5 De l'avis de la Commission Suisse pour la loyauté, en ce qui concerne les assertions faisant référence à la stimulation des «processus physiologiques humains», à la production d'un «bien-être», à la restauration des flux de vie, etc., il s'agit d'exagérations tapageuses identifiables ou d'une simple expression d'opinion subjective. Les destinataires moyens sont en mesure d'interpréter ces assertions selon leur compréhension et ne sont pas induits en erreur par ces assertions.
6 Dans la mesure où la partie défenderesse fait de la publicité pour le produit vanté en affirmant qu'il a des effets scientifiquement prouvés, p. ex. sur la structure cristalline du vin, on est en présence d'une assertion objective dont la partie défenderesse est tenue de prouver le caractère correct. Le fardeau de la preuve incombe à la partie défenderesse. Toutefois, les justificatifs présentés ne sont pas suffisants et ne sont pas non plus crédibles pour pouvoir apporter la preuve de la vérité.
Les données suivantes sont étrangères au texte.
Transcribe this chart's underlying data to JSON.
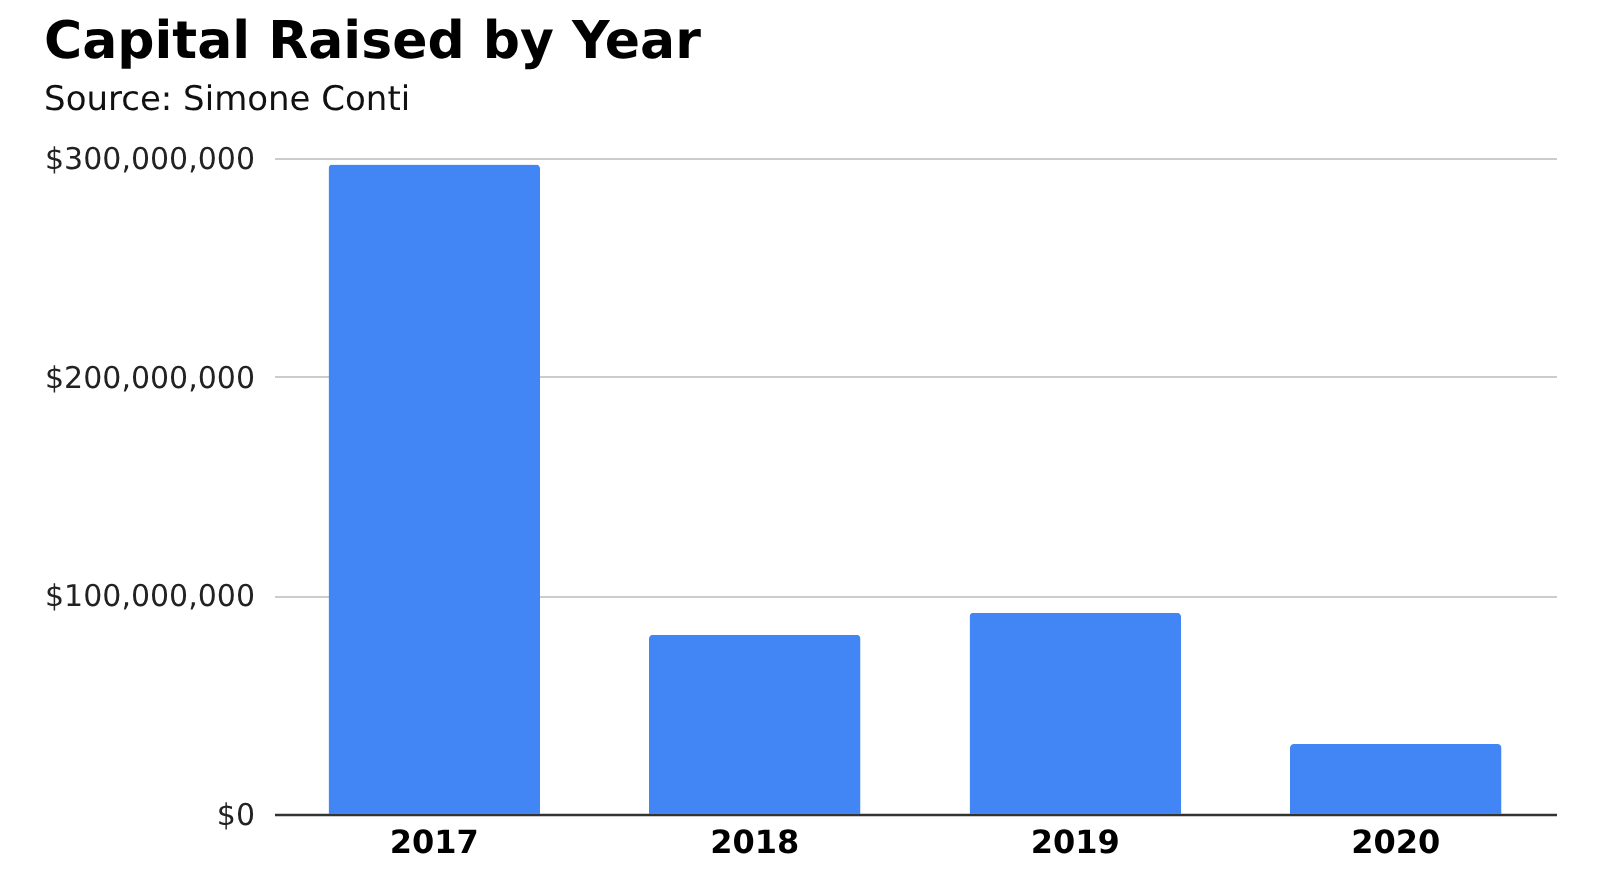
{
  "chart_data": {
    "type": "bar",
    "title": "Capital Raised by Year",
    "subtitle": "Source: Simone Conti",
    "categories": [
      "2017",
      "2018",
      "2019",
      "2020"
    ],
    "values": [
      297000000,
      82000000,
      92000000,
      32000000
    ],
    "color": "#4285f4",
    "ylim": [
      0,
      300000000
    ],
    "yticks": [
      {
        "value": 0,
        "label": "$0"
      },
      {
        "value": 100000000,
        "label": "$100,000,000"
      },
      {
        "value": 200000000,
        "label": "$200,000,000"
      },
      {
        "value": 300000000,
        "label": "$300,000,000"
      }
    ],
    "grid": "y"
  }
}
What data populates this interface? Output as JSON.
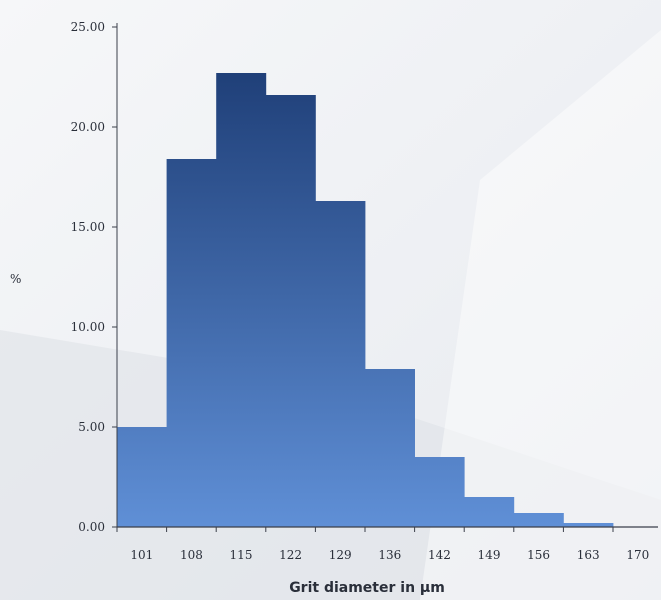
{
  "colors": {
    "bar_top": "#1f3f78",
    "bar_bottom": "#5f8fd6",
    "axis": "#3a3f4a"
  },
  "chart_data": {
    "type": "bar",
    "title": "",
    "xlabel": "Grit diameter in µm",
    "ylabel": "%",
    "categories": [
      "101",
      "108",
      "115",
      "122",
      "129",
      "136",
      "142",
      "149",
      "156",
      "163",
      "170"
    ],
    "values": [
      5.0,
      18.4,
      22.7,
      21.6,
      16.3,
      7.9,
      3.5,
      1.5,
      0.7,
      0.2,
      0.0
    ],
    "y_ticks": [
      "0.00",
      "5.00",
      "10.00",
      "15.00",
      "20.00",
      "25.00"
    ],
    "ylim": [
      0,
      25
    ],
    "grid": false,
    "legend": "none"
  }
}
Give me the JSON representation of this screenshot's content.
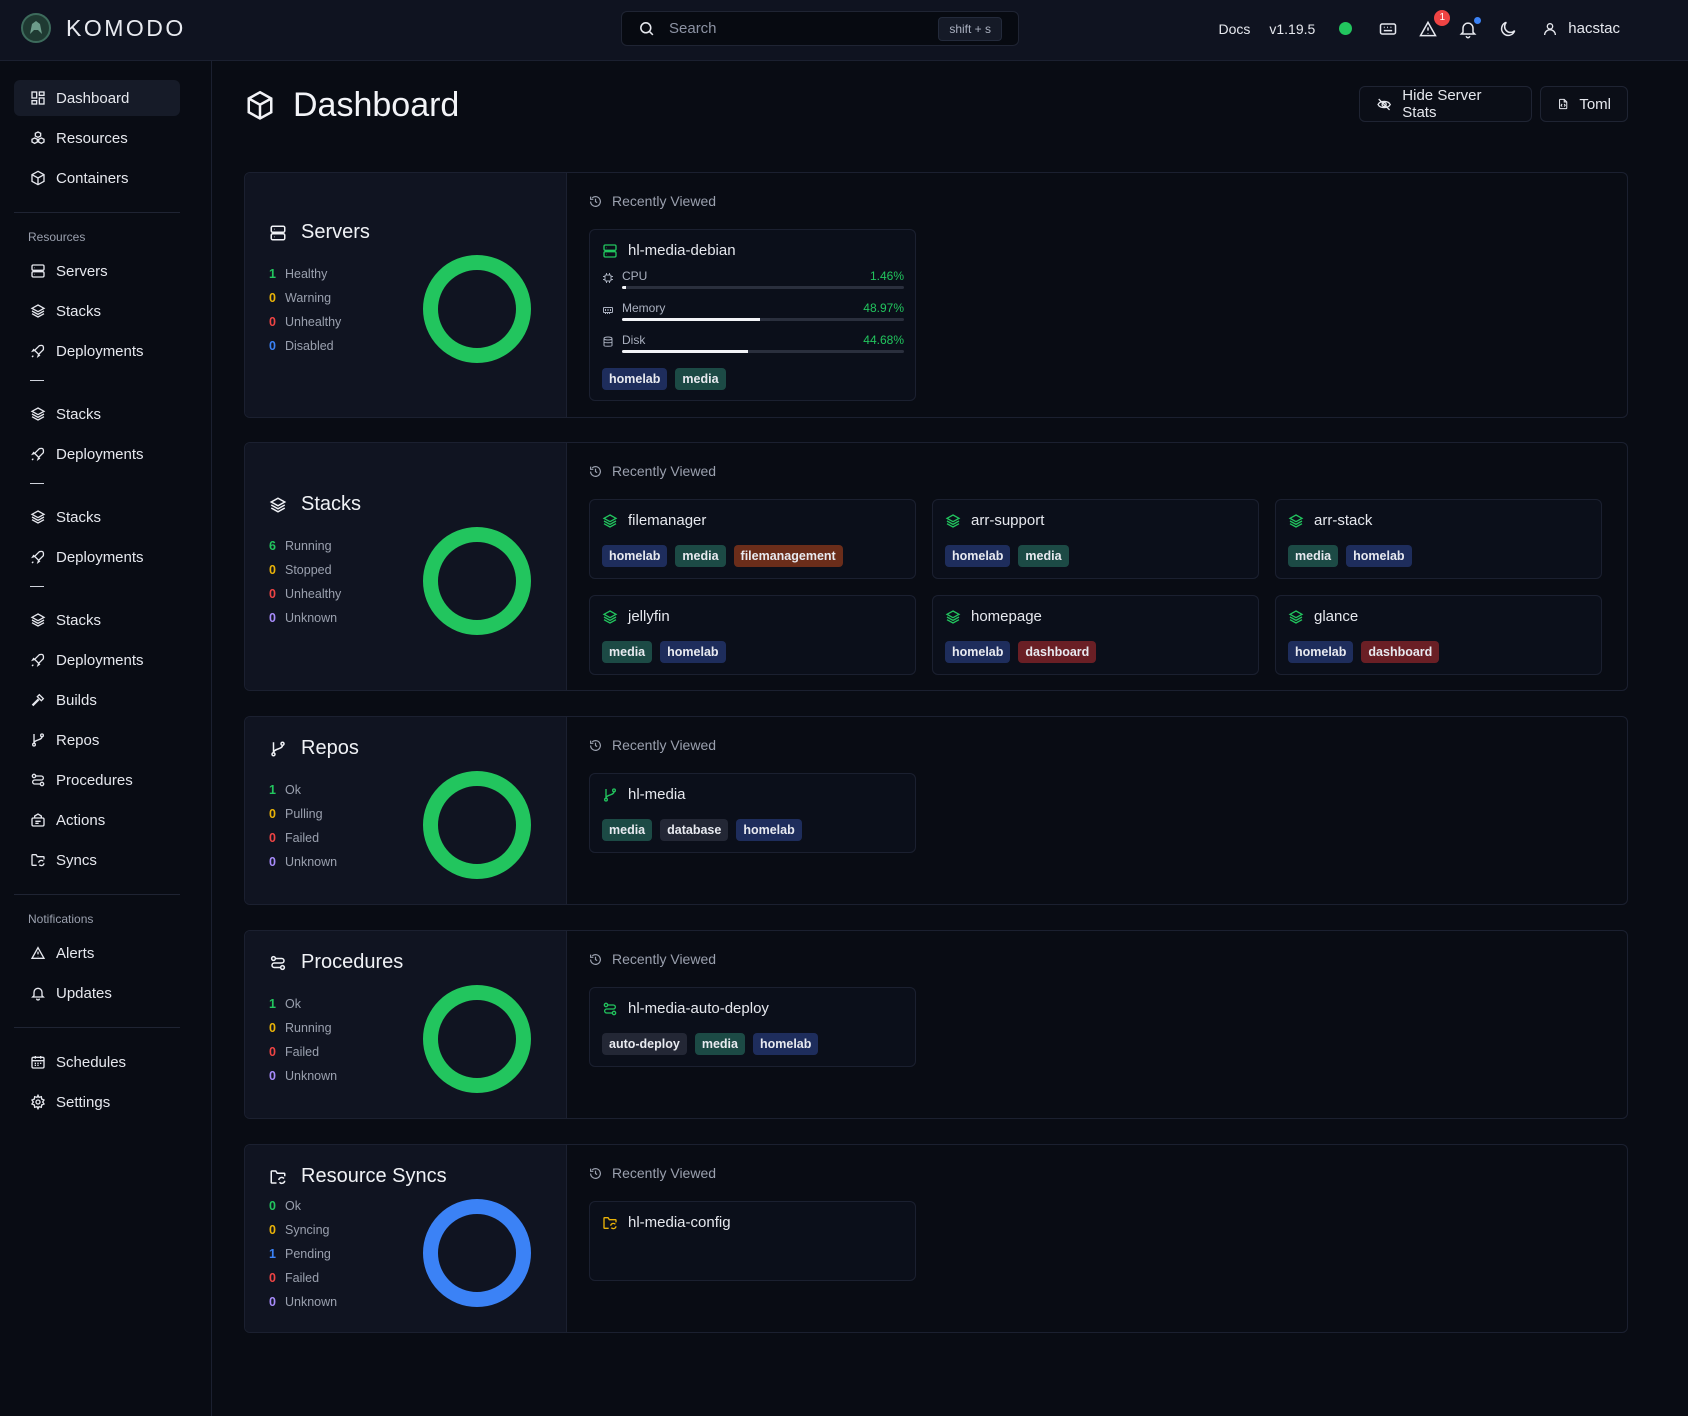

Aucun test n'a été réalisé selon des méthodes scientifiquement reconnues qui serait en mesure de prouver les résultats allégués. Sur ce point, les destinataires moyens sont induits en erreur. Sous ce rapport, la plainte doit être approuvée.
Dispositiv
décide:
La plainte est partiellement approuvée. Il est recommandé à la partie défenderesse de renoncer à des assertions qui suggèrent que le produit vanté dans la publicité aurait des effets scientifiquement prouvés dans la mesure où il n'est pas possible d'apporter la preuve du caractère correct de ces assertions en recourant à des méthodes scientifiquement reconnues. Pour le reste, la plainte est rejetée.